I Love Panera Bread. There, I said it.

I love Panera Bread. There, I said it. It feels good to get this off my chest. I am a left-leaning (read: democratic socialist) historian of American corporate capitalism. I write about the homogenization of American life under the auspices of the culture industry. I rail against the conformist anomie to be found in hierarchical managerialism. I lament the fall of the agrarian populists in the 1896 election, the last true and great challenger to American corporate hegemony. (Please don’t get me started on the New Deal.)

And I love Panera Bread. I love the warm, earthy, focus-group-based decor. I love the Chocolate Chip Muffie (320 cal). I love the bottomless hazelnut coffee. (Are there even free refills? Am I stealing? God, I love how lawless Panera Bread makes me feel.) I wish I could bathe myself in their Vegetarian Creamy Tomato soup (280 cal).

The bread is pretty good too. In fact, I like the bread so much, when I order a Napa Almond Chicken Salad Sandwich (700 cal) and they ask me which side I want, I don’t take the apple or the chips. I take more bread. Have you tried the Mac and Cheese lately (900 cal)? I haven’t seen such mass-production genius since the Ford Model T. It’s true, the salads are awful. But are you really going to blame Panera bread for that? All salads in America are awful. It’s structural.

Baudrillard once said that Disneyland was the most authentic place in America. It’s certainly possible. But Panera Bread is the best place in America. What does “Panera” even mean? Dear God, their focus groups are good. They A/B tested the shit out of that one. Panera. Is it supposed to sound Italian? I tried to name my third child Panera. My wife wouldn’t have it. Then again, when my wife goes to Panera Bread, she orders the Chinese Citrus Cashew Salad (540 cal). Clearly, she has terrible taste.

Two and a half years ago, after six years in the States, I moved back to Israel, where I had grown up since the year 6 AP (AP = After Panera — that’s 1993, for those of you who for some goddamn reason don’t know that the first Panera Bread was founded in 1987 by a god named Ken Rosenthal in Kirkland, Missouri).

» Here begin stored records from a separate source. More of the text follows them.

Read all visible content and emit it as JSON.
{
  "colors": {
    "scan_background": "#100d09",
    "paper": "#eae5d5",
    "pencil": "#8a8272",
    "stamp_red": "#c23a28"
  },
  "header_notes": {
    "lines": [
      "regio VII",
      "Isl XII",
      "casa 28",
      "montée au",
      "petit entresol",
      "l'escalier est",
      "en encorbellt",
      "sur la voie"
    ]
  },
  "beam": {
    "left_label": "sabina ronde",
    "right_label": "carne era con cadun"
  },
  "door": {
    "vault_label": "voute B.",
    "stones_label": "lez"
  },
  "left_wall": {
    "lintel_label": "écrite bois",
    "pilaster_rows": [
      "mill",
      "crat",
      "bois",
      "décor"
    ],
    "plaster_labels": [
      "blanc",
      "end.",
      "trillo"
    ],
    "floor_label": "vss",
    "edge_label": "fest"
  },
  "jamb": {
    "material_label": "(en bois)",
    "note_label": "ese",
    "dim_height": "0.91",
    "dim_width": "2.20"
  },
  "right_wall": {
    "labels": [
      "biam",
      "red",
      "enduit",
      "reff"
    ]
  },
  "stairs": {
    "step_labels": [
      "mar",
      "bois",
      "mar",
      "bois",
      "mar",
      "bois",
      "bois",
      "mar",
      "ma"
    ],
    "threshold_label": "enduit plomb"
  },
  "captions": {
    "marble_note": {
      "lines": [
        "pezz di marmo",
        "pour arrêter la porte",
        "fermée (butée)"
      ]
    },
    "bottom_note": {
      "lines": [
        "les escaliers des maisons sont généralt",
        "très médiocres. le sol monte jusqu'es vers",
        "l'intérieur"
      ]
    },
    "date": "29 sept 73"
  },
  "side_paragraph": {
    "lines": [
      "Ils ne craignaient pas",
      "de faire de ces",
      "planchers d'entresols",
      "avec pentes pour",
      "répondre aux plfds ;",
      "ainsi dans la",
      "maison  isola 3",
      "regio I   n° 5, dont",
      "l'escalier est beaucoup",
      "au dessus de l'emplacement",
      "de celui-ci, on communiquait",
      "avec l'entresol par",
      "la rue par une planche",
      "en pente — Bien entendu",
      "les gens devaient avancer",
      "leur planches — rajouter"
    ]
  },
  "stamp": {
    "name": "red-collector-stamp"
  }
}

The move back has had its up and downs. The weather — incredible. The slow descent into fascist ethnocracy — not so hot. I’ve mostly settled into the fact that I will never see a live NBA game at a sports bar again. (There are no sports bars, as there are no TVs in the bars. Also, games are at 3:00 AM.) But God do I miss Panera. I’ve tried to find a way to fill the Asiago Cheese Bagel-sized hole (330 cal) that Panera left in my heart. But to no avail. Yet they will never bring a Panera here. Starbucks failed here. Dunkin Donuts failed here. Israel is where American coffee goes to die.

They don’t even have a Panera in Europe yet. WTF? The closest Panera Bread to my house is in Virginia Beach, VA. (I checked on a map.) This will not do.

But even when Paneras do start popping up in Europe, I doubt they will come here. With the Middle East in such horrible, unstable shape, I don’t think Panera has the economies of scale to make this work. (I bet you that Panera is great at cost-accounting and reducing overhead.) It’s not easy to efficiently deliver fresh, delicious “fast casual” food through IDF checkpoints, ISIS hostage areas, or Syrian wastelands.

I hope there will be peace in the Middle East soon. If not for the people, then at least for the Panera.